The star of the exhibition will be the first example ever made, 917-001 (above left), which has been restored by the museum to its original condition, ready for the 50th anniversary. It’s shown here at the Retro Classics show in Stuttgart. It was the first of the 25 Porsche 917s that had to be made to meet the requirement for type approval, and it made its debut at the Geneva Motor Show on 12 March 1969 wearing bodywork in white with a green front section. It was repainted in white and orange (below left) for the International Motor Show in Frankfurt the same year and then, when Porsche later announced the transfer of its racing activities to the J.W. Automotive Engineering team, 917-001 was refinished in the colors of US oil company and sponsor, Gulf (below right): the now-legendary light blue and orange. Later still it was reworked as a short-tail version and painted in the livery of the 1970 Le Mans-winning Richard Attwood car.

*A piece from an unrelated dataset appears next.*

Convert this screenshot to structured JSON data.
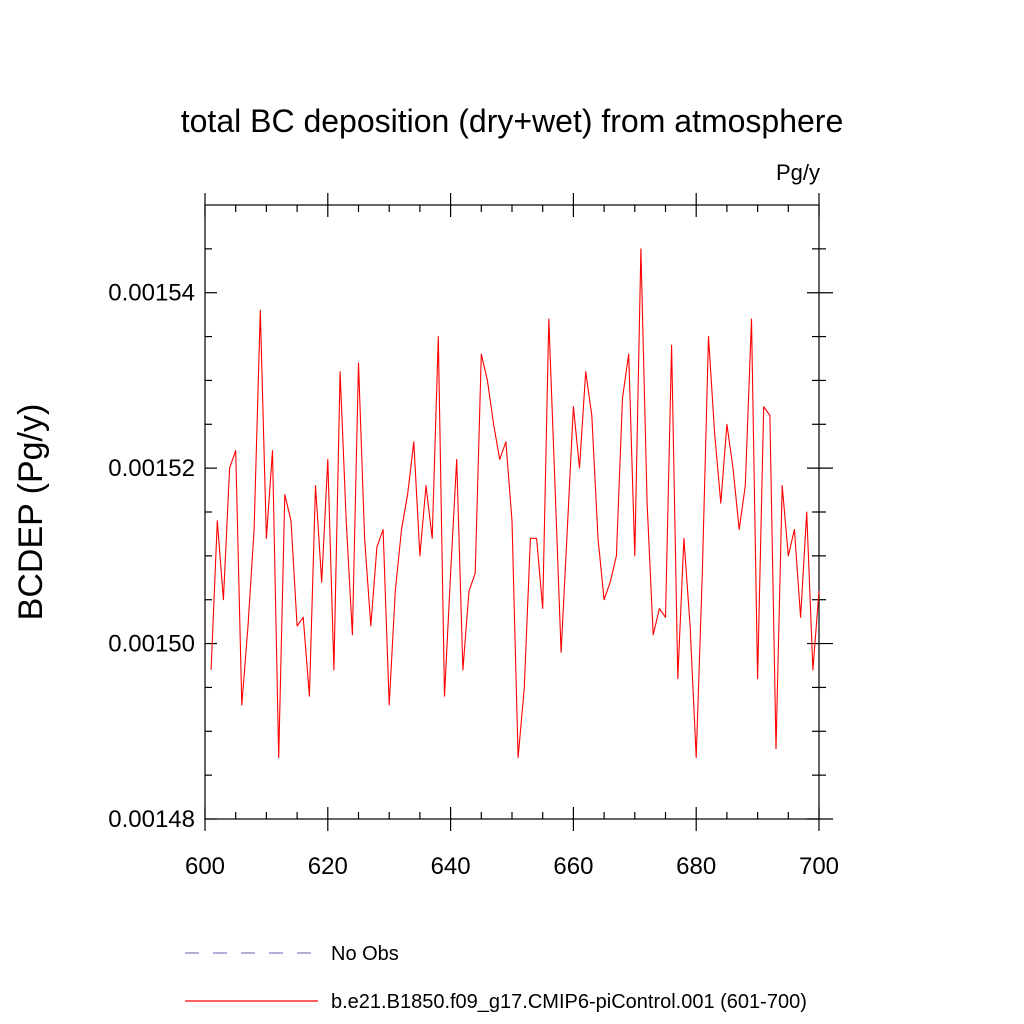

The many changes that had been made to 917-001 made the restoration extra-difficult. For over a year the museum mechanics, all former technicians and engineers from Zuffenhausen and Weissach, worked with the archives department and partner companies on its restoration, with the priority of the conservation and reuse of the car’s original materials wherever possible. Tests were carried out to determine which of the body materials were original and could be reused, using material analysis and comparison with historical design drawings and photographs. Body parts for the front and rear sections were reproduced using both modern 3D technology and reference to the original design drawings, and the rear section of the aluminium space frame was also restored with the aid of original documents. Now it is just as it would have been at Geneva 50 years ago.